According to the federal Centers for Disease Control and Prevention (CDC), about 700 women die from pregnancy-related complications in the U.S. every year, and 60 percent of those deaths are preventable. Black mothers die at a rate that’s 3.3 times greater than for white mothers. The CDC says a lack of access to health care, missed or delayed diagnoses, and failures by doctors or nurses contribute to those deaths.

The report warns pregnant and postpartum women to understand warning signs so they can identify problems early and seek timely treatment. For hospitals and health systems, the CDC says, medical responses to emergencies should be standardized so providers are clear about how to proceed with treatment.

This is where the Mahmee startup hopes to close the gap. A new investment group involving Williams announced this week that it is providing $3 million to Mahmee. The group includes Dallas Mavericks owner Mark Cuban, returning investor the Bumble Fund and ArlanWasHere, the joint project between Arlan Hamilton of Backstage Capital and Cuban, among other investors.

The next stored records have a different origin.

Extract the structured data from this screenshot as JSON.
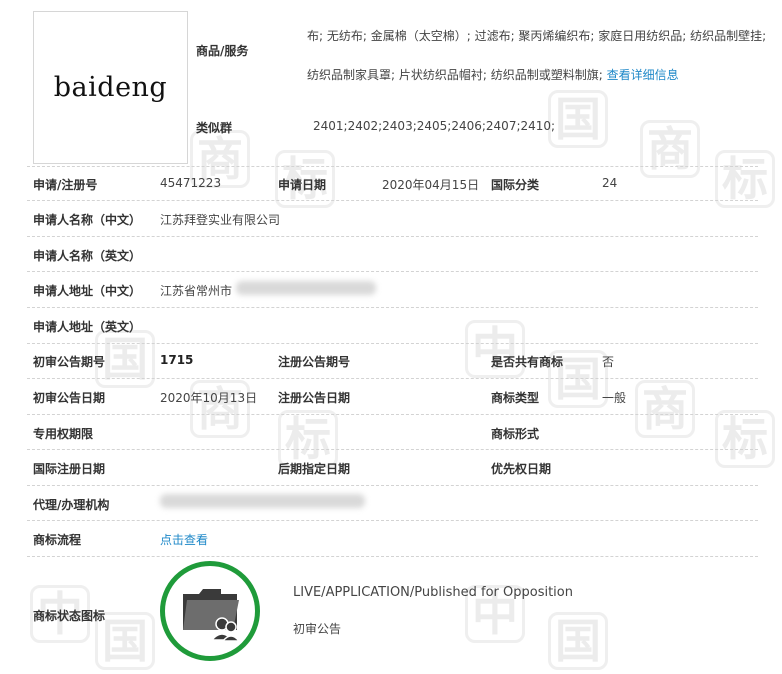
{
  "mark": {
    "text": "baideng"
  },
  "goods": {
    "label": "商品/服务",
    "text": "布; 无纺布; 金属棉（太空棉）; 过滤布; 聚丙烯编织布; 家庭日用纺织品; 纺织品制壁挂; 纺织品制家具罩; 片状纺织品帽衬; 纺织品制或塑料制旗;",
    "detail_link": "查看详细信息"
  },
  "similar_group": {
    "label": "类似群",
    "value": "2401;2402;2403;2405;2406;2407;2410;"
  },
  "fields": {
    "reg_no_label": "申请/注册号",
    "reg_no": "45471223",
    "app_date_label": "申请日期",
    "app_date": "2020年04月15日",
    "intl_class_label": "国际分类",
    "intl_class": "24",
    "applicant_cn_label": "申请人名称（中文）",
    "applicant_cn": "江苏拜登实业有限公司",
    "applicant_en_label": "申请人名称（英文）",
    "address_cn_label": "申请人地址（中文）",
    "address_cn": "江苏省常州市",
    "address_en_label": "申请人地址（英文）",
    "prelim_issue_label": "初审公告期号",
    "prelim_issue": "1715",
    "reg_issue_label": "注册公告期号",
    "shared_label": "是否共有商标",
    "shared": "否",
    "prelim_date_label": "初审公告日期",
    "prelim_date": "2020年10月13日",
    "reg_date_label": "注册公告日期",
    "type_label": "商标类型",
    "type": "一般",
    "exclusive_label": "专用权期限",
    "form_label": "商标形式",
    "intl_reg_date_label": "国际注册日期",
    "later_date_label": "后期指定日期",
    "priority_label": "优先权日期",
    "agent_label": "代理/办理机构",
    "flow_label": "商标流程",
    "flow_link": "点击查看",
    "status_icon_label": "商标状态图标"
  },
  "status": {
    "en": "LIVE/APPLICATION/Published for Opposition",
    "cn": "初审公告"
  },
  "colors": {
    "link": "#1e88c8",
    "status_ring": "#1f9b3a",
    "icon_dark": "#3a3a3a"
  }
}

“I am incredibly excited to invest and partner with Mahmee, a company that personifies my firm’s investment philosophy,” Williams said in a statement. “Given the bleak data surrounding maternal death and injury rates, I believe that it is absolutely critical right now to invest in solutions that help protect the lives of moms and babies.”

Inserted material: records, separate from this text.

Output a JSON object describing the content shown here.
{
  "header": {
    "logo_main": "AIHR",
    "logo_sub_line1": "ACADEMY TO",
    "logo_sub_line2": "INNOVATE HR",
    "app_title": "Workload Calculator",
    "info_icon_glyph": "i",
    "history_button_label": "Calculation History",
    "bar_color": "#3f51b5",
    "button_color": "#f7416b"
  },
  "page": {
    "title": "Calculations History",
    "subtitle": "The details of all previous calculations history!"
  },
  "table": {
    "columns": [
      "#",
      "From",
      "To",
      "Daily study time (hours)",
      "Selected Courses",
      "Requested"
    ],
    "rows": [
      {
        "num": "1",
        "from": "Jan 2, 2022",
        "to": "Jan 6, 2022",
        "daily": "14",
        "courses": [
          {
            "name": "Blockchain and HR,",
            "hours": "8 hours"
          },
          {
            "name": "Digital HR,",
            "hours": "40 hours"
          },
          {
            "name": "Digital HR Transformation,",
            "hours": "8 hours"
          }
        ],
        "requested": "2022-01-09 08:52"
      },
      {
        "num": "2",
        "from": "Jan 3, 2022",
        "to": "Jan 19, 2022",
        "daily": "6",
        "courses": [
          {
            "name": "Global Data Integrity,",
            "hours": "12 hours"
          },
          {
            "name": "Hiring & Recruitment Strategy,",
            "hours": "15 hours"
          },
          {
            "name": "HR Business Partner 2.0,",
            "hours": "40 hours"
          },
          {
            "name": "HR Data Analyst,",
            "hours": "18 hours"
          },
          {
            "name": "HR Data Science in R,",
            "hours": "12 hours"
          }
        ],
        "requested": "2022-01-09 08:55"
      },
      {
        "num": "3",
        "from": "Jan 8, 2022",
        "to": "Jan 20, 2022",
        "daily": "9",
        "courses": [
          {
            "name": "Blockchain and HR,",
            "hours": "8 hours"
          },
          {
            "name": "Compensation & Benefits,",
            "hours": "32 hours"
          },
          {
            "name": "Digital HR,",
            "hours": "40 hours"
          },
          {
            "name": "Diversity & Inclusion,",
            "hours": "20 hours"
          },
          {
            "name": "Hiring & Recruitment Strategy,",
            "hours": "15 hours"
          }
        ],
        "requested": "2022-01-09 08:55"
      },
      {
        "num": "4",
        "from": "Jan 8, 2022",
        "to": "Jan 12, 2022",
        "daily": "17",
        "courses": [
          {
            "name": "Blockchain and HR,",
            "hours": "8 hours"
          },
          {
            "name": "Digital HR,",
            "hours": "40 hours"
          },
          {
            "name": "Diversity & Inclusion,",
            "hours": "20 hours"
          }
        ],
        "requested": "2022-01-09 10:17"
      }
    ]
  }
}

Mahmee was co-founded by Melissa Hanna and her mother, Linda Hanna, a registered nurse in obstetrics and veteran health care expert who pioneered the world-class maternity and lactation programs at Kaiser Permanente and Cedars-Sinai Medical Center.

“Mahmee grew out of the work that my mother did over the course of her career, and she’s very famous, very well-known in the community for building a very successful maternity and breastfeeding care program, and she did that for a number of different hospitals and health systems over the past four decades,” said Melissa Hanna.

When she realized how her mother was facilitating the treatment for these patients, she noticed there needed to be a change.

“She worked with a team of people that were driving all over and working with the families across the socioeconomic spectrum. I realized that they were using their cellphones and they would be using, like, texting and email for a lot of their communication with patients and with the other practitioners,” said Hanna. “I was like, we had to get secure. We have to get you using some medical apps for this. We have to get you using some software that is designed for providing maternity health care.

“I started looking at the market and I could not find anything that actually met the needs of this very unique part of the health care industry where you have moms and babies of two different patients being cared for by many different providers.”

Melissa Hanna (right), co-founder and CEO of Mahmee, with her mother, Linda Hanna (left), the company’s co-founder.


Hanna says she’s trying to bridge that gap between patients and health care providers to prevent these deaths.

“We’re providing personalized guidance and support, online, to families from pregnancy all the way through babies’ first year of life. And as part of that process, we are keeping track of the health of the mom and baby and keeping an eye out for anything that might otherwise present,” said Hanna. “That’s a risk needing additional medical care. So rather than waiting for bad stuff to happen, we’re trying to proactively engage with mothers and provide education and check-in so that if, if there’s any, you know, early warning signs or issues, we can catch those facts and you can bring that to the physician’s attention.”

Hanna said working with Williams is something she would have never imagined. Launched in 2014, Serena Ventures focuses on early-stage startups and has invested in about 25 companies.

“It’s humbling for me to be in a place in my professional career that I get to connect with women like Serena Williams,” said Hanna. “And the fact is that I think that would be the case regardless of my personal identity. However, being a black woman working in tech and having the privilege of working with Serena Williams is beyond my wildest dreams.”